Even the Mediterranean gets a little precipitation now and again, and our voyage to Sevilla today was accompanied by a bit of a shower. After a spin through the labyrinthine streets of Malaga, we finally made it to the motorway and were once again on the road and headed for adventure.
The view down the pedestrian avenue where our hotel in Malaga was located
We stopped for lunch at what appeared to be the Spanish version of a roadside truckstop with a hotel and very interesting restaurant that did have what could possibly be the best french fries in the world (our educated guess says they’re fried in olive oil – talk about tasty!). After a hearty meal of tortillas (not the kind you get in US grocery stores), salads, chicken, and of course the fries, we dodged raindrops and made it to Sevilla just as the clouds were clearing.
One of the patios in our hotel in Sevilla
After checking into our hotel (which is the perfect place for a group of horticulture students to stay since all the rooms are named for various flora) we walked through more narrow, cobbled streets to our next destination: the Catedral de Sevilla. There are many benefits to traveling, not the least of which are the constant discoveries one makes. For instance, today we discovered that guide books aren’t always correct and the Cathedral was closed to ‘cultural visitors’ by the time we arrived, even though the guide book stated a later closing time. This was a bit of a disappointment as the Cathedral here is the third largest in the world after St. Paul’s in London and the cathedral in St. Petersburg, and is the largest Gothic cathedral anywhere, so a visit to Sevilla isn’t complete without a tour of the cathedral. We were able to steal glimpses of it through closed gates and traversed the exterior, marveling at the carved stone and sheer size of the place. We also discovered that there was a small public garden nearby and walked to it, passing by the former home of Washington Irving, an American diplomat, writer, and historian who was ambassador to Spain in the early 1800′s. A peek through the gate revealed a colorful and beautifully kept patio courtyard filled with flowers that stopped all of us in our tracks.

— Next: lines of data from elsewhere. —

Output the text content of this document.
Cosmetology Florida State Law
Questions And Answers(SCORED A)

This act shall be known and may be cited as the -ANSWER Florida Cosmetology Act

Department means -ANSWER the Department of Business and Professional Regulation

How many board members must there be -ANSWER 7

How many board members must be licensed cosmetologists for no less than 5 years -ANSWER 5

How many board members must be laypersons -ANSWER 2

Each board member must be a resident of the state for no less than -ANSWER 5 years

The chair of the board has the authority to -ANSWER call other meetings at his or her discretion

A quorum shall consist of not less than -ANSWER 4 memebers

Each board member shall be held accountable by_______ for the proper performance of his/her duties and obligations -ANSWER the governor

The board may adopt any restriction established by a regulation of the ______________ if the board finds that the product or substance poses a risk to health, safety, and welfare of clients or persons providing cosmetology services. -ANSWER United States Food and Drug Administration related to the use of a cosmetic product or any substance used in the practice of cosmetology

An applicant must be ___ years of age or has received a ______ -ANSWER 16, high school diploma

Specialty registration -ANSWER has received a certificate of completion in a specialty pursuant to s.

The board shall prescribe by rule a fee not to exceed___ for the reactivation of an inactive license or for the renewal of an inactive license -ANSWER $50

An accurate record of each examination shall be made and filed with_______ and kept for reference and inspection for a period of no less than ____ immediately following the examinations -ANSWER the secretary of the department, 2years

The patio of Washington Irving's home in Sevilla
A peek at La Catedral de Sevilla through a Moorish keyhole gate
As public green spaces go, Spain is definitely a fan and there are parks and gardens in every city we’ve seen. The Jardines de Murillo was a pleasant park with shady groves and painted tile benches situated around bubbling fountains. This park also contained several ginormous Ficus elastica – of which the buttress roots gave the cathedral buttresses a run for their money!
Gavin provides scale for this Ficus elastica at Jardines de Murillo
Plants here followed the expected Mediterranean palette: Ficus, Lantana, Bougainvillea, Palms, Oleander, Plumbago. The decomposed granite paths were a bit slushy after the rain, but the park appeared well-tended (though not to Longwood standards, if I do say so myself) and was also well-used with many people strolling the paths and sitting on benches enjoying the emerging sun.
After a stroll through the park, we decided to search for the location of our evening festivities – Flamenco! Emma made reservations for us at one of the many Flamenco theatres, called The House of Memories located in the historic Barrio Santa Cruz area not far from the Cathedral. Having collected our tickets we went around the corner to a small square and enjoyed our first real Spanish Tapas! Dishes such as Pollo al curry con guarnicion de arroz, Emanaditos de pollo, and Pincho de pollo con queso y bacon gave us a taste of the area’s authentic cuisine, eaten in the twilight with views of a church built in 1741!
Flamenco artists after their amazing performance
The Flamenco performance was one of the most anticipated cultural events of our visit. It was held in a patio courtyard, enclosed on four sides. Where it was once open to the sky, a canvas covering now provides shelter and diffuses the evening light. The audience surrounded the stage – a square wood platform set in the center of the terracotta tile courtyard – on three sides, with the fourth being the stage backdrop – a curtain of ivy cascading down the wall and trailing over the balconies on the upper floors. The balconies were decorated with windowboxes and pots of geraniums decorated the patio. Behind the performers’ chairs, tall pots of yellow and orange lilies, gerberas, and carnations added their scent and color while some blossoms of each floated in a basin of water on the opposite side of the stage.
To describe the dancing, Shannon said it best: it was like fireworks!
It’s hard to believe our time in Spain is almost over but we have seen some incredible sights! Today we drive to Madrid and will fly home to PA tomorrow. All of us have had an incredible time, and a few of us are already planning our return visits to see more!